The one that started the Bangkok sky bar buzz in 2001 was lebua at State Tower on Silom with its hugely photogenic 64th floor rooftop Sky Bar (that featured in The Hangover) and the alfresco fine dining Sirocco. Another old timer, the dark and matchbox-slim Banyan Tree Bangkok, often marooned in Sathorn traffic, was a hit and remains so with its spectacular Vertigo and blue-lit 61st floor Moon Bar that launched in 2002. Close by, is the 40th floor ZOOM Sky Bar & Restaurant.

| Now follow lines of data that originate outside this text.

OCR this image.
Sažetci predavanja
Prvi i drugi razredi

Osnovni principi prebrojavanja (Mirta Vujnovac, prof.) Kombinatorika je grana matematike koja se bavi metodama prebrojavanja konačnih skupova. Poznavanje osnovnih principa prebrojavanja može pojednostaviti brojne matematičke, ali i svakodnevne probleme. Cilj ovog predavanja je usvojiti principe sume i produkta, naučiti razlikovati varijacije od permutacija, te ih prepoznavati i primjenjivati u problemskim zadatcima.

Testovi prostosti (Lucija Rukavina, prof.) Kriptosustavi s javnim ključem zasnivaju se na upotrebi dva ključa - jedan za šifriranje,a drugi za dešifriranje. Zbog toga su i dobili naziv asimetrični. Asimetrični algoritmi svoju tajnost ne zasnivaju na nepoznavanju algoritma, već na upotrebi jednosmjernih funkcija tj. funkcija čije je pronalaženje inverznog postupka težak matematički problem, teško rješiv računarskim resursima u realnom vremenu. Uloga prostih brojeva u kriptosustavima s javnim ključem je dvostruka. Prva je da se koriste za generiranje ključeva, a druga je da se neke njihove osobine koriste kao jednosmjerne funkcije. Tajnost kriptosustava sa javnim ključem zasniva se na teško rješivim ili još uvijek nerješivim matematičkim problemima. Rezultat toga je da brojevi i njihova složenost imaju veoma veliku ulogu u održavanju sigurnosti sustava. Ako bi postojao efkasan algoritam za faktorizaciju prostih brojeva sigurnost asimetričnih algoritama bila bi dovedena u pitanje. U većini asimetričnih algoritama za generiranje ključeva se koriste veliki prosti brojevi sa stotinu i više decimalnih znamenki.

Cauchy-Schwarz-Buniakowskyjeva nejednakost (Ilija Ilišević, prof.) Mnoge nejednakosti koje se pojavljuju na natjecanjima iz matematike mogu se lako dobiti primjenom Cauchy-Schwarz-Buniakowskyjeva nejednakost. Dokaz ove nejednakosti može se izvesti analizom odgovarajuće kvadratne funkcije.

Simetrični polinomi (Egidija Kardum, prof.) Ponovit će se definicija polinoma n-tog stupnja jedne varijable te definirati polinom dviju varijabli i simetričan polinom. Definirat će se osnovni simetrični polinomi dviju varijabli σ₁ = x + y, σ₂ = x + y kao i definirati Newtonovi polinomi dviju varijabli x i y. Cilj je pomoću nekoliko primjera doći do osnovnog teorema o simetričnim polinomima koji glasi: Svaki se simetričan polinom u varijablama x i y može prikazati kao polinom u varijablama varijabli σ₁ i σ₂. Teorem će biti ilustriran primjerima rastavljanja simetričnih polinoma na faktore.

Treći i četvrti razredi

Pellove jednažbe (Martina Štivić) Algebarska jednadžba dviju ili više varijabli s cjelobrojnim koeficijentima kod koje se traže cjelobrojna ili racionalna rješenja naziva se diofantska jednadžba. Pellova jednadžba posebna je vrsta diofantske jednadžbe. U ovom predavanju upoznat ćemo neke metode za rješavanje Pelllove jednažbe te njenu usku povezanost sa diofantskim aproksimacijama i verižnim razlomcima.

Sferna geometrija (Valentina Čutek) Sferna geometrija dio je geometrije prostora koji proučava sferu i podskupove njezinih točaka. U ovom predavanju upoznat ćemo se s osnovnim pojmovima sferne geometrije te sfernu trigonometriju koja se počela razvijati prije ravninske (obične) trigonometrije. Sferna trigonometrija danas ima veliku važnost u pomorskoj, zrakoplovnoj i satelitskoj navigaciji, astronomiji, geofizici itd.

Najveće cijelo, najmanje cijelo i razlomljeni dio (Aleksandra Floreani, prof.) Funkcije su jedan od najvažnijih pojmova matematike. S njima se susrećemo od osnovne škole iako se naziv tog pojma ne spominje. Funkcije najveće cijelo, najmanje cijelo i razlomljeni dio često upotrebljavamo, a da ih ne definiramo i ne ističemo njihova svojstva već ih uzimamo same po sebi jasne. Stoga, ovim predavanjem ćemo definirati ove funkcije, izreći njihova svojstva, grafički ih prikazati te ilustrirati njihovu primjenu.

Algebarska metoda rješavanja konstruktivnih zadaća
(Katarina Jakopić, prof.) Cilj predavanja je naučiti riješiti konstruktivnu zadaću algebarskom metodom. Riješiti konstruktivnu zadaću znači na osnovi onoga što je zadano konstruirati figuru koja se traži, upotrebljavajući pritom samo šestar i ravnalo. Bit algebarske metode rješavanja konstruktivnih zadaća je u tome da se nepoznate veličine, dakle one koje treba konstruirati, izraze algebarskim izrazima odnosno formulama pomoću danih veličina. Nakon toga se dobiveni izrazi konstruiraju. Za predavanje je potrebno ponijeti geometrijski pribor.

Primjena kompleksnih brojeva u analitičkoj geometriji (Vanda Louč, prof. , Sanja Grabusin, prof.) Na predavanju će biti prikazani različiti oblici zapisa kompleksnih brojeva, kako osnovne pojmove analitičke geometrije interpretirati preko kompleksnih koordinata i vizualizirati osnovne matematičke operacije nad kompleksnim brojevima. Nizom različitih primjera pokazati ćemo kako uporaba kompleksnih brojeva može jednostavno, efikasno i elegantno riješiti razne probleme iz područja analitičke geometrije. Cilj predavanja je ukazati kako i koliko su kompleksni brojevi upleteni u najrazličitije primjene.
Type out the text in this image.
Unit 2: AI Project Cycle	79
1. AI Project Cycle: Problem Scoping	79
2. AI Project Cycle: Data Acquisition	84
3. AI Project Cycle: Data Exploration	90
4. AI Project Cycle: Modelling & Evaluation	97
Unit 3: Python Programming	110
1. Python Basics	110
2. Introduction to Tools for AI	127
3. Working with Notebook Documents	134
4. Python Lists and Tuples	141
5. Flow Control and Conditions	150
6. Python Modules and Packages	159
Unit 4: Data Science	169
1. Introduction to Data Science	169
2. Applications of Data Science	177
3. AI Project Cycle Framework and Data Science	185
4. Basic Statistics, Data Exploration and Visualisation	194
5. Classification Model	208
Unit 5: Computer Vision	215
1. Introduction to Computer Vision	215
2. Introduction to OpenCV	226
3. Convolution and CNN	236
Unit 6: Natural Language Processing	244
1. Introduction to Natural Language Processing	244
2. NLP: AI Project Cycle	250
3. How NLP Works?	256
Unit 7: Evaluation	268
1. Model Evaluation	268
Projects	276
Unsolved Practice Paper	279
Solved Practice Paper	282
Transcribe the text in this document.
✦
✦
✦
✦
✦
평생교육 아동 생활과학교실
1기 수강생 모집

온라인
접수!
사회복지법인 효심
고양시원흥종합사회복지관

The sleeper hit in all this is the Hotel Indigo Bangkok's 26th floor CHAR Rooftop Bar. This is a quiet and classy construct perched not too high but with a fabulous open view (thank the US ambassador's sprawling leafy residence for this) and wonderful skyline vistas. It is convivial, friendly and uncluttered, a place to have a conversation without shouting over the din. Nice music and great cocktails, a short stroll from Ploenchit BTS Station.

For those on the other side of the Chao Phraya River, the two best options are the Avani+ Riverside Bangkok with its hip and Instagrammer-friendly 26th floor infinity sky pool, and the more conventional Millennium Hilton Bangkok (closer to ICON Siam), which offers the relaxing ThreeSixty Rooftop Bar.

But before you say goodbye, at Suvarnabhumi Airport near the F/G Gates (or in town at Siam Paragon and EmQuartier malls), pop into the aromatic, welcoming and comfortable Luk Kai Thong restaurant that specialises in royal Thai cooking. The fried wagyu beef or pork will hit the spot. The startling rooster call when you press the service button on your table will let you know you're at the right place. The chef learned from his mum. You can't really go wrong with that.